There’s no cheese, no bread, no sugar served at Berlin’s Sauvage Restaurant.
You see, the trendy eatery only caters to cavemen. According to its chalkboard menu, “Real Food Revolution: Peolithic cuisine!”
What that means is that it only serves what Fred Flinstone would have eaten two million years ago. Pterodactyl drumsticks? No, writes Alison Killian in the German magazine Der Spiegel:
Diners eat at candle-lit tables with a contemporary cave painting hanging in the background. Sauvage, which is also the French word for “savage” or “wild,” is part of the Paleolithic diet movement, whereby adherents eat only foodstuffs that would have been available to Stone Age humans. This means organic, unprocessed fruit and vegetables, meat, fish, eggs, nuts, seeds, and herbs. The truly obsessed build an entire lifestyle around the concept, mimicking caveman-era exercise — lifting boulders and running barefoot, with some even emulating the blood loss they believe Stone Age hunters might have experienced in pursuit of their dinner by donating blood every few months.
So, the restaurant isn’t just trying a gimmick — but is catering to a fad. “Guests at Sauvage can try ‘Paleo,'” writes Killian, “without feeling obligated to take on a strictly Stone Age lifestyle.”
“Many people think the Paleolithic diet is just some hipster trend but it’s a worldwide phenomenon, with an online community that spans the globe,” Sauvage’s Boris Leite-Poço told Der Spiegel. “Right now the trend is probably strongest in the United States, where people who have had enough of the fast food way of life and generations of illness have taken it up.”
Killian continues:
The menu includes salads with olives, capers and pine nuts; gluten-free bread with nut-based butter or olive tapenades; smoked salmon with herb dressing; and other various meat and fish dishes. Gluten- and sugar-free cakes, like a spicy pumpkin pie, are available for those Stone Age diners who refuse to forego desert. A focus on transparency is also important to the owners: Sauvage’s guests know exactly what ingredients they are eating in every dish.

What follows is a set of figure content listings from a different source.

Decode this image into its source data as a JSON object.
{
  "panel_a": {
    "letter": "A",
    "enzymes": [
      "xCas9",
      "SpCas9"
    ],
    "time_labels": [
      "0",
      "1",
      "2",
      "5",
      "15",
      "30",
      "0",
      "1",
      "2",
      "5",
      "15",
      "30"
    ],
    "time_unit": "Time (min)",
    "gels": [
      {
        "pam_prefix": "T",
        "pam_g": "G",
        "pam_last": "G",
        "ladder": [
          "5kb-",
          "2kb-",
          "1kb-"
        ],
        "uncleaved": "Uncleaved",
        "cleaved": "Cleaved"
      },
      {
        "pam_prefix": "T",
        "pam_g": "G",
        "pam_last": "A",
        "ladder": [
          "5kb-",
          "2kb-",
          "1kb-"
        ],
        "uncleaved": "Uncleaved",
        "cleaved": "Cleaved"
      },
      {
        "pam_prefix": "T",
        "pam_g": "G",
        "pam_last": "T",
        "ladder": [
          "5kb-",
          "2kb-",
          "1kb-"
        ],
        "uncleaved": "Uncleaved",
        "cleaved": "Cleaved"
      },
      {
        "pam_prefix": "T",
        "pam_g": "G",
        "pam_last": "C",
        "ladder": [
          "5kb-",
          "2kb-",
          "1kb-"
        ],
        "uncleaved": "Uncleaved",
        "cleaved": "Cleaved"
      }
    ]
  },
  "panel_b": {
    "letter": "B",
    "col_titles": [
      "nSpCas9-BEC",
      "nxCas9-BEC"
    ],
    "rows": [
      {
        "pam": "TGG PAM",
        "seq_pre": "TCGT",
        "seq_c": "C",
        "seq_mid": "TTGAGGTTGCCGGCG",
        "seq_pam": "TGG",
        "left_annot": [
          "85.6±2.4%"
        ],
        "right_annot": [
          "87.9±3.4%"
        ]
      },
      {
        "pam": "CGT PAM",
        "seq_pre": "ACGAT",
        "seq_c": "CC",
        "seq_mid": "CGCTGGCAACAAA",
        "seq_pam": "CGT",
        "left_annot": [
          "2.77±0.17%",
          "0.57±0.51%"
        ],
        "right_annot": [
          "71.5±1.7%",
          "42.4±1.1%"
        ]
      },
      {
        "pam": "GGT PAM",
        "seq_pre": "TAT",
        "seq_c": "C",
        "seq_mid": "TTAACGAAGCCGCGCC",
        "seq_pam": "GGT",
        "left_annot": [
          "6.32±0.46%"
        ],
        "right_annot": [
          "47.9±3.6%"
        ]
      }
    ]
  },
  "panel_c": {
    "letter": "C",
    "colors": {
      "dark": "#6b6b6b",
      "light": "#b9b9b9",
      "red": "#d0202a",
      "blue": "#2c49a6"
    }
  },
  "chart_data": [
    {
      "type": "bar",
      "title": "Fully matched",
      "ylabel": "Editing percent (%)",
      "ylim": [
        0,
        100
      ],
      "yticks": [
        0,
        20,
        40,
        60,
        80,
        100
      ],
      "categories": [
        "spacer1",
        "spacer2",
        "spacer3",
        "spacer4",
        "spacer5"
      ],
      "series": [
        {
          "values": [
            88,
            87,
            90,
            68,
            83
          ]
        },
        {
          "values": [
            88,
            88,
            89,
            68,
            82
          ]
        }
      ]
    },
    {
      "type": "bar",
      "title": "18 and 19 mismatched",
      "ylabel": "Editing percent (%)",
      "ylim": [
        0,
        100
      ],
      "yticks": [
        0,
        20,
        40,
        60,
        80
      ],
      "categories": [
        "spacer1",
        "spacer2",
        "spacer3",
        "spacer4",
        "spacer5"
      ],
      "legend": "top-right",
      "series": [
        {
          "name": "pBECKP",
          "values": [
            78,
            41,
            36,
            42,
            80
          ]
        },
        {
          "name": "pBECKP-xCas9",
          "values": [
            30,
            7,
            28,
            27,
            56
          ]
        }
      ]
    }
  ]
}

Asked about menu items — such as wine — that would have been unlikely in a Paleolithic person’s diet, Leite-Poço acknowledges that Sauvage makes some exceptions. “The restaurant has to survive and we have to find an audience among the majority of people, who are not Paleo. So we do make some concessions,” he explains. The stricter strain of Paleo emphasizing the consumption of raw meat, for instance, is tough to implement at a restaurant that wants to keep its license.
While the ingredients on the menu at Sauvage might point to the restaurant’s Stone Age roots, the Paleolithic restaurateurs do allow themselves to make use of certain modern conveniences when preparing the food. “Of course we don’t cook over an open fire,” admits Leite-Poço. “And we try to avoid using it — but we do have a microwave in the kitchen.”